# Airbag suspensions



## humpyflyguy (Sep 10, 2007)

So I bought a new toy hauler last night, when I hooked it up to my ram 1500 it squatted the truck down quite a bit. If any of you have put airbags on your truck, what brands are good and what ones are junk? Dry weight on the trailer is 6300 lbs. gvrw is 9900 lbs.


----------



## Critter (Mar 20, 2010)

Firestone air bags are some of the best out there, and if you want to get fancy you can go with the on board air system where you can level it out in the cab. Is it a bumper pull or a firth wheel? If it is a bumper pull I would also suggest a equalizer hitch. 

Also I would imagine that once you get the trailer and truck loaded you are going to be overweight by quite a bit.


----------



## Fowlmouth (Oct 4, 2008)

Critter said:


> Also I would imagine that once you get the trailer and truck loaded you are going to be overweight by quite a bit.
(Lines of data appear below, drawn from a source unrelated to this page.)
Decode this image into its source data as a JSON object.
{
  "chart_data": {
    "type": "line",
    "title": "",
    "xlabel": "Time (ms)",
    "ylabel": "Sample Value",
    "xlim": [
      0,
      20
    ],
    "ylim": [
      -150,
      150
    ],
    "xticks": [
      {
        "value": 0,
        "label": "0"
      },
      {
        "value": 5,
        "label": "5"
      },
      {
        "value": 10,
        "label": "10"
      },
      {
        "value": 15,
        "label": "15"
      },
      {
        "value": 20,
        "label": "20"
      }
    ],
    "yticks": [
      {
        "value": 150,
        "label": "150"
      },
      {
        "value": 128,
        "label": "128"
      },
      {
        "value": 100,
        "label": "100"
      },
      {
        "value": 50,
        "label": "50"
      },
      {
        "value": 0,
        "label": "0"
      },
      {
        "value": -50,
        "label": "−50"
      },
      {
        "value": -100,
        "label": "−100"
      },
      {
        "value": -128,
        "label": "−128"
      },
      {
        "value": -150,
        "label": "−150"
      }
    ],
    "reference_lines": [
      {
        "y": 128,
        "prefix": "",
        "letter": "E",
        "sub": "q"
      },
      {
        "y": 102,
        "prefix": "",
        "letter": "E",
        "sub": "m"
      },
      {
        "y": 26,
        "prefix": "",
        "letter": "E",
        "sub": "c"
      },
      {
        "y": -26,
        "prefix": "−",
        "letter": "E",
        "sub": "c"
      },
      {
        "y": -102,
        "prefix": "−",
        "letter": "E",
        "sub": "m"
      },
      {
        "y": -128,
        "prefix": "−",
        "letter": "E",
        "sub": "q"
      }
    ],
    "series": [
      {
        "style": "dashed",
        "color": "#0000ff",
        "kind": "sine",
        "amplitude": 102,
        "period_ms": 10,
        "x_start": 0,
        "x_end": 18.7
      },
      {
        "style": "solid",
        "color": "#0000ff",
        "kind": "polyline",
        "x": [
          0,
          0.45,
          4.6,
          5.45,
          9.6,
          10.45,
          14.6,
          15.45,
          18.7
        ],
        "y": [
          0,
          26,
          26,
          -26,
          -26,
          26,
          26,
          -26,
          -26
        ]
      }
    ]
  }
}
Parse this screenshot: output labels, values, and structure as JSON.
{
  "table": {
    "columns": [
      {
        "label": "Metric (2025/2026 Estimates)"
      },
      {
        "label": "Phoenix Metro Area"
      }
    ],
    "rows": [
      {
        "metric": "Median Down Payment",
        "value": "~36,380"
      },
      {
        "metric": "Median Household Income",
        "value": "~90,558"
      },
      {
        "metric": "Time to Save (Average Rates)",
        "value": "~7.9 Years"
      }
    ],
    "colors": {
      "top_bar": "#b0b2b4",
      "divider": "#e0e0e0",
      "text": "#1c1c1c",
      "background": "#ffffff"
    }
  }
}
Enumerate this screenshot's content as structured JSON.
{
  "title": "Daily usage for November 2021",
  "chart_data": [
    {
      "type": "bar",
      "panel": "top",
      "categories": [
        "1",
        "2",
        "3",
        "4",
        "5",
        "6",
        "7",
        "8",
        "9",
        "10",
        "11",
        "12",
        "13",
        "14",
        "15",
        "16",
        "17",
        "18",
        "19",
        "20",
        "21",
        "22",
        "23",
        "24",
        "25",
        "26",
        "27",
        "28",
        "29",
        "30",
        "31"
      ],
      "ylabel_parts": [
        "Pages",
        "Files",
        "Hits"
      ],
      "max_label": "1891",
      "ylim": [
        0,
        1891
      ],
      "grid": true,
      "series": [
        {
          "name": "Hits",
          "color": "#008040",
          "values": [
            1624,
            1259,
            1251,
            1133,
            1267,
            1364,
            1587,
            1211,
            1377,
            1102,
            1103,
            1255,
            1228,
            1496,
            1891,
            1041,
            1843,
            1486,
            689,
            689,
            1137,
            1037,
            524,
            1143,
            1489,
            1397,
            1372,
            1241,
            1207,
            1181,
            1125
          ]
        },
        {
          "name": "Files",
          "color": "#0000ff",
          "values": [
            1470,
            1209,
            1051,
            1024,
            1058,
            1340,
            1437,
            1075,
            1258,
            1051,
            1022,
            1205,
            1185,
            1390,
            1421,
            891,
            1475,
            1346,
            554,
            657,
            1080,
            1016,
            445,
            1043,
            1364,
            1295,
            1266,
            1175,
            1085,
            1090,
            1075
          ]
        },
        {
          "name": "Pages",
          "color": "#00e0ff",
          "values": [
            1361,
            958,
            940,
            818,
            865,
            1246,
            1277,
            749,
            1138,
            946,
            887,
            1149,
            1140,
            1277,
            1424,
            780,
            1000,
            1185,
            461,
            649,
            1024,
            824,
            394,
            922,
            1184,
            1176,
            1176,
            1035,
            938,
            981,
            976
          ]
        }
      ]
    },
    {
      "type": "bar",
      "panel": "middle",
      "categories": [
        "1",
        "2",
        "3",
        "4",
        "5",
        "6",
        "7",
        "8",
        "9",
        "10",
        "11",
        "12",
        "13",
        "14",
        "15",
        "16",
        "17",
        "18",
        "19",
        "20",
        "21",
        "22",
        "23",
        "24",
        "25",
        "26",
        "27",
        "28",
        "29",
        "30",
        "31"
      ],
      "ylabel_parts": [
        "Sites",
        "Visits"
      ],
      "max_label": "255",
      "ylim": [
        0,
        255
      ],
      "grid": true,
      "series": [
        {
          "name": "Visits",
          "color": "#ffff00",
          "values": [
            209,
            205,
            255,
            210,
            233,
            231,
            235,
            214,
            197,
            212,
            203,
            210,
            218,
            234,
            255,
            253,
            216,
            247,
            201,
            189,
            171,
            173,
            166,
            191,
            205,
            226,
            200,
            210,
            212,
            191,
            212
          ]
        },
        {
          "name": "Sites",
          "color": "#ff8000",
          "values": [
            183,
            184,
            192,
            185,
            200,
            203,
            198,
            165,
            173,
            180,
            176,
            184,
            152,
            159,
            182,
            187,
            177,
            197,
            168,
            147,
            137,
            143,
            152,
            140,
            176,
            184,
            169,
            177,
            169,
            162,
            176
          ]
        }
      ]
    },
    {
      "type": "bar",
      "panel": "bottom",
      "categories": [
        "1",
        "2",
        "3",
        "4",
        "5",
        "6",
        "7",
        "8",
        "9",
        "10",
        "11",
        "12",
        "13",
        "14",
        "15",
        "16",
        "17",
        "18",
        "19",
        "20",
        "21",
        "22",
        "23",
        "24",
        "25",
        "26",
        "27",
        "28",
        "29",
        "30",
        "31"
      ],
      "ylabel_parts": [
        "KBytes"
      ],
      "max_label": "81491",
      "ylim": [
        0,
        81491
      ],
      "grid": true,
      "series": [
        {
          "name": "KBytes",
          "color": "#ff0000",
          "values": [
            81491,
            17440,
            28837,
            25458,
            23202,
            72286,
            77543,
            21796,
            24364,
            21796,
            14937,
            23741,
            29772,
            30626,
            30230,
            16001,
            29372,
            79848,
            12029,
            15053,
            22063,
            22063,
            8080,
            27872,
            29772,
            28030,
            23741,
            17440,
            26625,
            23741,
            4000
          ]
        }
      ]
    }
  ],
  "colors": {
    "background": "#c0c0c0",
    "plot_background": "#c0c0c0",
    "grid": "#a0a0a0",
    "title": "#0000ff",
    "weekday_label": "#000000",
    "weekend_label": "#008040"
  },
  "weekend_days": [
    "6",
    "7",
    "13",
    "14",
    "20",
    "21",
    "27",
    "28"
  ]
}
 I am thinking the same thing. Start adding water, supplies, camping equipment, gear and not to mention the ATV's......You are going to have a load for sure. I know you don't want to hear this, but a 3/4 ton would be more suitable in this situation.


----------



## izzydog (Jan 18, 2008)

I put firestones on my F-150 with the air valve on the bumper, unbelievable difference for towing. I have firestones on my F-250 with the compressor and remote control. Great setup just much more expensive.


----------



## Huge29 (Sep 17, 2007)

You are really pushing your luck with that much weight on a half ton. Equalizer and airbags are required. I got mine on Amazon, sister company if firestone and they are fair.


----------



## humpyflyguy (Sep 10, 2007)

My truck is rated at 10,400 so when completely loaded I will be pushing the weight pretty close, I ordered the airlift 1000 kit today. After reading the specs and reviews I couldn't determine much difference between this brand and the firestone brand. Hopefully the airbags will help, if not I know a half ton that will be up for sale really quick.


----------



## Fowlmouth (Oct 4, 2008)

I hope that works out for you. Let us know what you think after the install.


----------



## Huge29 (Sep 17, 2007)

Air LIft is what I have too, just be sure to inflate before loading and keep the pressure at about 10 psi when not in use.


----------